Orang kampung menangis. Ibunya Rivan pingsan. Tapi Elna, Elna justru tak menangis. Ia hanya berjalan ke bangku di pantai dan duduk. Ia terus duduk di sana. Hari demi hari. Sore demi sore. Selalu membawa dua gelas teh manis, satu untuk dirinya, satu lagi ditaruh di sebelah. Kadang ia bicara pelan pada angin, seolah angin bisa bawa kabarnya pada Rivan yang entah di mana. Anak-anak kampung suka mengintip dari balik pohon kelapa. Para ibu geleng-geleng kepala. Tapi mereka tahu, Elna tidak gila. Ia cuma sedang setia pada janji yang belum usai. Ia menjaga cinta yang tidak mati, tapi tinggal di antara batas: antara laut dan langit, antara harapan dan kehilangan.

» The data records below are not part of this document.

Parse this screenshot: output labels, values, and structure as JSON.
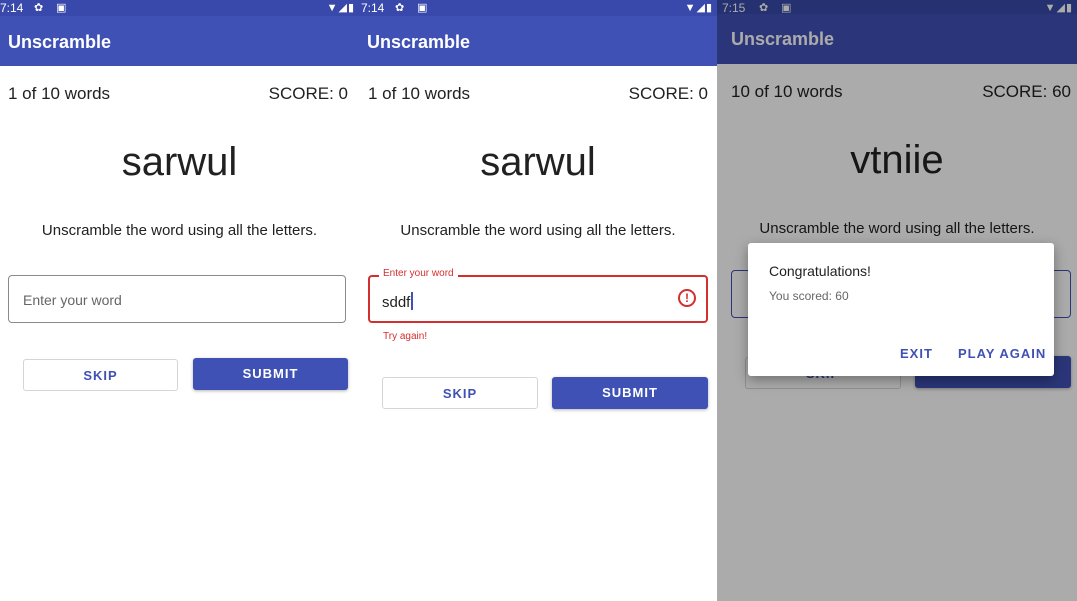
{
  "colors": {
    "primary": "#3f51b5",
    "primary_dark": "#3949ab",
    "error": "#d32f2f"
  },
  "screen1": {
    "status": {
      "time": "7:14"
    },
    "app_title": "Unscramble",
    "progress": "1 of 10 words",
    "score": "SCORE: 0",
    "scrambled_word": "sarwul",
    "instructions": "Unscramble the word using all the letters.",
    "input": {
      "placeholder": "Enter your word",
      "value": ""
    },
    "skip_label": "SKIP",
    "submit_label": "SUBMIT"
  },
  "screen2": {
    "status": {
      "time": "7:14"
    },
    "app_title": "Unscramble",
    "progress": "1 of 10 words",
    "score": "SCORE: 0",
    "scrambled_word": "sarwul",
    "instructions": "Unscramble the word using all the letters.",
    "input": {
      "label": "Enter your word",
      "value": "sddf",
      "error_text": "Try again!"
    },
    "skip_label": "SKIP",
    "submit_label": "SUBMIT"
  },
  "screen3": {
    "status": {
      "time": "7:15"
    },
    "app_title": "Unscramble",
    "progress": "10 of 10 words",
    "score": "SCORE: 60",
    "scrambled_word": "vtniie",
    "instructions": "Unscramble the word using all the letters.",
    "skip_label": "SKIP",
    "submit_label": "SUBMIT",
    "dialog": {
      "title": "Congratulations!",
      "message": "You scored: 60",
      "exit_label": "EXIT",
      "play_again_label": "PLAY AGAIN"
    }
  }
}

“Cinta itu bukan soal punya,” katanya pelan pada seorang anak kecil yang bertanya kenapa ia masih sendiri. “Kadang cinta cuma soal menunggu, walau tahu yang ditunggu mungkin sudah jadi ombak.”
Bangku itu masih ada, meski termakan karat laut dan panas matahari. Elna pun masih datang, dengan rambut yang makin kusut dan mata yang makin redup. Tapi senyumnya tetap sama: tenang, meski sedih.
     Setiap ombak yang datang, bagi Elna, adalah salam dari jauh. Dari seseorang yang barangkali sudah jadi karang. Atau mungkin... masih mencoba pulang.